By all means consider your parents' failings, but use it as a way to identify gaps that you need to fill, not as an excuse for your own failings.

You've got 60 years ahead of you, three times the life you've already lived. Bemoaning the things your parents didn't give you just isn't productive or helpful.

Whoops75 Thu 25-Apr-19 10:09:02

Successful people have self motivation. The dont blame others for their own failings and limitations


I used to get occasional pangs about my unfulfilled potential then I had children.
Other children/family life has to be factored into hobbies.

Ratatatouille Thu 25-Apr-19 10:09:02

The ones who make it, make it happen for themselves

Feels a little unfair to blame your parents when perhaps you could have pushed yourself a bit more?

To be a professional athlete or sportsperson takes commitment and intense training from childhood in the vast majority of cases. If you ever hear these people give interviews or accept awards and prizes, they quite often specifically thank their parents as they literally could not have done it without their support. Of course a primary aged child cannot “make it happen”. And how exactly does a child under the age of 11 “push themselves” more when their parent is not allowing them access to the equipment, tuition etc that they need? A 7 year old cant drive herself to the velodrome. And I know not all parents have the resources, but it seems that OP’s did and simply weren’t interested in athletics so weren’t willing to help her pursue it.

I get why you feel bad, OP and I think you’re perfectly justified. But it’s not possible to wind the clock back on the sports/athletics front unfortunately. I’d find a really good local club that take their sport seriously and get stuck in at an amateur level.

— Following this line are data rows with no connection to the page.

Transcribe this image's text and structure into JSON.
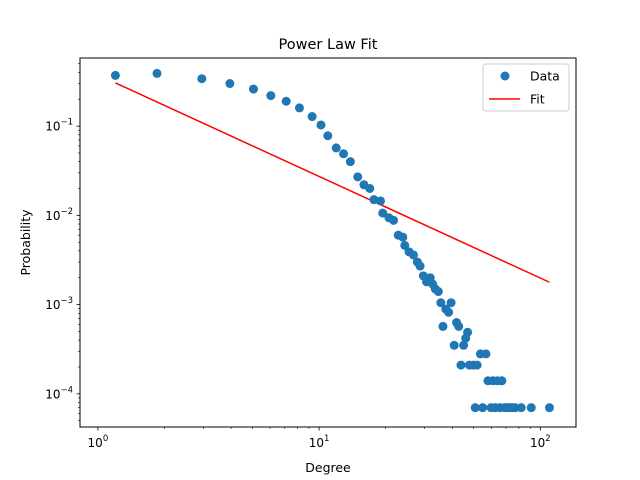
{
  "chart_data": {
    "type": "scatter",
    "title": "Power Law Fit",
    "xlabel": "Degree",
    "ylabel": "Probability",
    "xscale": "log",
    "yscale": "log",
    "xlim": [
      0.83,
      145
    ],
    "ylim": [
      4.25e-05,
      0.58
    ],
    "xticks": [
      {
        "value": 1,
        "base": "10",
        "exp": "0"
      },
      {
        "value": 10,
        "base": "10",
        "exp": "1"
      },
      {
        "value": 100,
        "base": "10",
        "exp": "2"
      }
    ],
    "yticks": [
      {
        "value": 0.0001,
        "base": "10",
        "exp": "−4"
      },
      {
        "value": 0.001,
        "base": "10",
        "exp": "−3"
      },
      {
        "value": 0.01,
        "base": "10",
        "exp": "−2"
      },
      {
        "value": 0.1,
        "base": "10",
        "exp": "−1"
      }
    ],
    "legend": {
      "position": "upper right"
    },
    "series": [
      {
        "name": "Data",
        "kind": "scatter",
        "color": "#1f77b4",
        "points": [
          [
            1.2,
            0.37
          ],
          [
            1.85,
            0.39
          ],
          [
            2.95,
            0.34
          ],
          [
            3.95,
            0.3
          ],
          [
            5.05,
            0.26
          ],
          [
            6.05,
            0.22
          ],
          [
            7.1,
            0.19
          ],
          [
            8.15,
            0.16
          ],
          [
            9.3,
            0.128
          ],
          [
            10.2,
            0.103
          ],
          [
            10.95,
            0.078
          ],
          [
            11.95,
            0.057
          ],
          [
            12.9,
            0.049
          ],
          [
            13.85,
            0.04
          ],
          [
            14.95,
            0.027
          ],
          [
            15.95,
            0.022
          ],
          [
            16.95,
            0.02
          ],
          [
            17.7,
            0.015
          ],
          [
            18.95,
            0.0145
          ],
          [
            19.4,
            0.0106
          ],
          [
            20.7,
            0.0094
          ],
          [
            21.7,
            0.0088
          ],
          [
            22.8,
            0.006
          ],
          [
            23.9,
            0.0057
          ],
          [
            24.4,
            0.0046
          ],
          [
            25.5,
            0.0039
          ],
          [
            26.7,
            0.0036
          ],
          [
            27.8,
            0.003
          ],
          [
            28.6,
            0.0027
          ],
          [
            29.6,
            0.0021
          ],
          [
            30.6,
            0.0018
          ],
          [
            31.8,
            0.002
          ],
          [
            32.6,
            0.0017
          ],
          [
            33.5,
            0.0015
          ],
          [
            34.6,
            0.0014
          ],
          [
            35.5,
            0.00105
          ],
          [
            36.3,
            0.00057
          ],
          [
            37.4,
            0.00089
          ],
          [
            38.5,
            0.00082
          ],
          [
            39.5,
            0.00105
          ],
          [
            40.8,
            0.00035
          ],
          [
            41.8,
            0.00063
          ],
          [
            42.8,
            0.00057
          ],
          [
            43.8,
            0.00021
          ],
          [
            45.0,
            0.00035
          ],
          [
            46.0,
            0.00042
          ],
          [
            46.9,
            0.00049
          ],
          [
            47.8,
            0.00021
          ],
          [
            49.8,
            0.00021
          ],
          [
            50.8,
            7e-05
          ],
          [
            51.8,
            0.00021
          ],
          [
            53.6,
            0.00028
          ],
          [
            54.9,
            7e-05
          ],
          [
            56.8,
            0.00028
          ],
          [
            58.0,
            0.00014
          ],
          [
            59.9,
            7e-05
          ],
          [
            61.0,
            0.00014
          ],
          [
            62.5,
            7e-05
          ],
          [
            64.0,
            0.00014
          ],
          [
            65.7,
            7e-05
          ],
          [
            67.0,
            0.00014
          ],
          [
            69.0,
            7e-05
          ],
          [
            71.0,
            7e-05
          ],
          [
            73.0,
            7e-05
          ],
          [
            75.0,
            7e-05
          ],
          [
            77.0,
            7e-05
          ],
          [
            82.0,
            7e-05
          ],
          [
            91.0,
            7e-05
          ],
          [
            110.0,
            7e-05
          ]
        ]
      },
      {
        "name": "Fit",
        "kind": "line",
        "color": "#ff0000",
        "points": [
          [
            1.2,
            0.305
          ],
          [
            110.0,
            0.00178
          ]
        ]
      }
    ]
  }
}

In terms of the academic and career stuff, if you have the time and financial ability then it’s definitely not too late to retrain as anything.

Cleopatramanuf Thu 25-Apr-19 10:09:14

I am really considering studying medicine and need to find a way of funding it and I used my student loan on my first degree.

I suppose my sadness is more really when it comes to sports and athletics. I know I can do it as a hobby and plan on doing that, but I often watch the commonwealth games or Olympics and dream that it could have been me. I know my chances were probably small anyway but I wish I'd been able to give it a shot.

I think the comments about me lacking motivation as a child are unfair. There was no way I could get myself to gymnastics and pay for it at age 7 by myself with no parental support. Same with the cycling at the velodrome.

Cleopatramanuf Thu 25-Apr-19 10:12:30

And even with the athletics, it is natural for any 11 year old to be a bit put off going to a new athletics club where all the kids are complete strangers to them, even if they love the sport.

MorrisZapp Thu 25-Apr-19 10:13:52

I totally get this. Seventies hippy parenting in our house, my parents just let us do what we wanted and never hassled us to study or think carefully about future choices. 'do what you enjoy' etc.

To my embarrassment I reached adulthood thinking that eg accountants were ghastly boring blood suckers with no imagination.

Then I met a friend of a friend who was bright, funny, creative and who had a fabulous life with loads of great holidays. I was like wow, what does she do? Of course, she's an accountant.

I was really clever but I was never pushed. I sometimes wonder how things might have been if I'd aimed higher. Not complaining really, I had a great childhood and I have a fab job now, but it all seems a bit accidental.

Gentlemanwiththistledownhair Thu 25-Apr-19 10:14:37

Also depends what you mean by successful. Sure, you're probably not going to win gold at the Olympics, but then neither are 99.9% of those who competed in athletics at school. But you could still be a successful club runner for example. It's all about defining your goals and what you see as the definition of success.

You can also still become a vet. I have a friend going back to uni age 30 to study medicine.

Success is a state of mind: you define what it means for you and then you need to work to get there. Stop blaming your parents and pull your finger out, otherwise you'll still be in the same place in twenty years time. You make your life what it is.